I suspect that this is an issue with these machines. I may have gotten them into a bad state
by locking and freeing them in the past with downburst available some times and not others.
I will continue to keep these vms locked, rather than release them back into the wild.
Updated by Sandon Van Ness over 9 years ago
Basically we should be hiding exceptions that are not fatal and not causing the machine to come up.
Updated by Christina Meno over 9 years ago
I saw something kinda like this #10140
Updated by Zack Cerza about 9 years ago
- Status changed from New to Need More Info
I'm strongly leaning toward just disabling this "Re-creating guest" feature, as I've never seen it work. I have, however, seen a lot of this nonsense:
http://qa-proxy.ceph.com/teuthology/teuthology-2015-02-11_17:00:03-upgrade:firefly-firefly-distro-basic-vps/752626/teuthology.log
Sandon, objections? I'm prepared to do the work myself since I'm already working on the relevant functions anyway.
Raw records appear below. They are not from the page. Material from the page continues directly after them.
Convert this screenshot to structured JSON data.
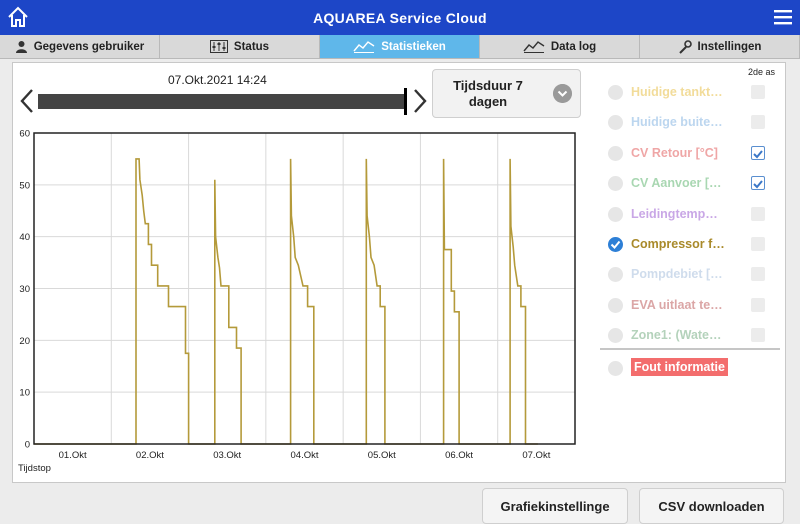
{
  "app": {
    "title": "AQUAREA Service Cloud",
    "home_icon": "home-icon",
    "menu_icon": "hamburger-menu-icon",
    "brand_color": "#1d46c7",
    "active_tab_color": "#5fb7ea"
  },
  "tabs": [
    {
      "label": "Gegevens gebruiker",
      "icon": "user-icon",
      "active": false
    },
    {
      "label": "Status",
      "icon": "equalizer-icon",
      "active": false
    },
    {
      "label": "Statistieken",
      "icon": "chart-line-icon",
      "active": true
    },
    {
      "label": "Data log",
      "icon": "data-log-icon",
      "active": false
    },
    {
      "label": "Instellingen",
      "icon": "wrench-icon",
      "active": false
    }
  ],
  "timeline": {
    "date_label": "07.Okt.2021 14:24",
    "prev_icon": "chevron-left-icon",
    "next_icon": "chevron-right-icon"
  },
  "duration": {
    "line1": "Tijdsduur 7",
    "line2": "dagen",
    "icon": "chevron-down-circle-icon"
  },
  "legend": {
    "header": "2de as",
    "items": [
      {
        "label": "Huidige tankt…",
        "color": "#f2dc9a",
        "selected": false,
        "second_axis": false
      },
      {
        "label": "Huidige buite…",
        "color": "#bcd6ef",
        "selected": false,
        "second_axis": false
      },
      {
        "label": "CV Retour [°C]",
        "color": "#efa6a6",
        "selected": false,
        "second_axis": true
      },
      {
        "label": "CV Aanvoer […",
        "color": "#a9d7b2",
        "selected": false,
        "second_axis": true
      },
      {
        "label": "Leidingtemp…",
        "color": "#c9a7e6",
        "selected": false,
        "second_axis": false
      },
      {
        "label": "Compressor f…",
        "color": "#a98a2a",
        "selected": true,
        "second_axis": false
      },
      {
        "label": "Pompdebiet […",
        "color": "#cfdcec",
        "selected": false,
        "second_axis": false
      },
      {
        "label": "EVA uitlaat te…",
        "color": "#dba6a6",
        "selected": false,
        "second_axis": false
      },
      {
        "label": "Zone1: (Wate…",
        "color": "#b4d2bb",
        "selected": false,
        "second_axis": false
      }
    ],
    "error_item": {
      "label": "Fout informatie",
      "color": "#f36d6d"
    }
  },
  "chart_data": {
    "type": "line",
    "series": [
      {
        "color": "#b49a3a",
        "points": [
          [
            0,
            0
          ],
          [
            1.32,
            0
          ],
          [
            1.32,
            55
          ],
          [
            1.36,
            55
          ],
          [
            1.37,
            51
          ],
          [
            1.4,
            48
          ],
          [
            1.42,
            45
          ],
          [
            1.44,
            42.5
          ],
          [
            1.48,
            42.5
          ],
          [
            1.48,
            38.5
          ],
          [
            1.52,
            38.5
          ],
          [
            1.52,
            34.5
          ],
          [
            1.6,
            34.5
          ],
          [
            1.6,
            30.5
          ],
          [
            1.74,
            30.5
          ],
          [
            1.74,
            26.5
          ],
          [
            1.96,
            26.5
          ],
          [
            1.96,
            17.5
          ],
          [
            2.0,
            17.5
          ],
          [
            2.0,
            0
          ],
          [
            2.34,
            0
          ],
          [
            2.34,
            51
          ],
          [
            2.35,
            40
          ],
          [
            2.38,
            36
          ],
          [
            2.4,
            34
          ],
          [
            2.42,
            30.5
          ],
          [
            2.52,
            30.5
          ],
          [
            2.52,
            22.5
          ],
          [
            2.62,
            22.5
          ],
          [
            2.62,
            18.5
          ],
          [
            2.68,
            18.5
          ],
          [
            2.68,
            0
          ],
          [
            3.32,
            0
          ],
          [
            3.32,
            55
          ],
          [
            3.33,
            44
          ],
          [
            3.36,
            40
          ],
          [
            3.38,
            36
          ],
          [
            3.42,
            34.5
          ],
          [
            3.48,
            30.5
          ],
          [
            3.54,
            30.5
          ],
          [
            3.54,
            26.5
          ],
          [
            3.62,
            26.5
          ],
          [
            3.62,
            0
          ],
          [
            4.3,
            0
          ],
          [
            4.3,
            55
          ],
          [
            4.31,
            44
          ],
          [
            4.34,
            40
          ],
          [
            4.36,
            36
          ],
          [
            4.4,
            34.5
          ],
          [
            4.44,
            30.5
          ],
          [
            4.48,
            30.5
          ],
          [
            4.48,
            26.5
          ],
          [
            4.54,
            26.5
          ],
          [
            4.54,
            0
          ],
          [
            5.3,
            0
          ],
          [
            5.3,
            55
          ],
          [
            5.31,
            37.5
          ],
          [
            5.4,
            37.5
          ],
          [
            5.4,
            29.5
          ],
          [
            5.44,
            29.5
          ],
          [
            5.44,
            25.5
          ],
          [
            5.5,
            25.5
          ],
          [
            5.5,
            0
          ],
          [
            6.16,
            0
          ],
          [
            6.16,
            55
          ],
          [
            6.17,
            42
          ],
          [
            6.2,
            38
          ],
          [
            6.22,
            34.5
          ],
          [
            6.26,
            30.5
          ],
          [
            6.3,
            30.5
          ],
          [
            6.3,
            26.5
          ],
          [
            6.36,
            26.5
          ],
          [
            6.36,
            0
          ],
          [
            6.52,
            0
          ]
        ]
      }
    ],
    "x_ticks": [
      {
        "pos": 0.5,
        "label": "01.Okt"
      },
      {
        "pos": 1.5,
        "label": "02.Okt"
      },
      {
        "pos": 2.5,
        "label": "03.Okt"
      },
      {
        "pos": 3.5,
        "label": "04.Okt"
      },
      {
        "pos": 4.5,
        "label": "05.Okt"
      },
      {
        "pos": 5.5,
        "label": "06.Okt"
      },
      {
        "pos": 6.5,
        "label": "07.Okt"
      }
    ],
    "xlim": [
      0,
      7
    ],
    "y_ticks": [
      0,
      10,
      20,
      30,
      40,
      50,
      60
    ],
    "ylim": [
      0,
      60
    ],
    "xlabel": "Tijdstop",
    "grid": true
  },
  "buttons": {
    "chart_settings": "Grafiekinstellinge",
    "csv_download": "CSV downloaden"
  }
}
Updated by Sandon Van Ness about 9 years ago
I have a strong objection to disabling that. For whatever reason on rhel6/centos6 (haven't seen it on any other distros including centos7/rhel7) a guest will sometimes simply will not boot correctly (gets a kernel panic on boot). Simply powercycling the guest will fix the issue (or re-creating it will). This was added because originally when this code did not exist we could get a lot of failures.
Sure it would be nice to fix the underlying issue but considering it being limited to rhel/centos 6.x makes me think it is some sort of kernel issue and not going to be an easy process to find and fix.
I believe it should atempt it 2 (maybe 3 times) and be a bit smarter on checking which guest is still not up (as it currently just checks $upcount/$totalcount and re-creates them all) and mark it down with description of 'teuthology: guest did not boot after X loops' or something.
Look at logs for jobs 750105, 750120, 750121 for this run:
These are all passes that would have otherwise failed had it not been for the 're-creating guest' feature.
It would be awesome if teuthology could then unlock the remaining guests and and go back into its 'waiting for machines' state (so the job would not fail due to say a failed disk) but that is probably a bit too much to ask.
Updated by Zack Cerza about 9 years ago
- Status changed from Need More Info to In Progress
- Assignee changed from Sandon Van Ness to Zack Cerza
Thanks for the great explanation.
Okay, so I think task.internal.lock_machines()
, provision.create_if_vm()
and provision.destroy_if_vm()
can be refactored to give up after a few tries.
Updated by Zack Cerza about 9 years ago
- Status changed from In Progress to Fix Under Review
Updated by Zack Cerza about 9 years ago
- Status changed from Fix Under Review to Resolved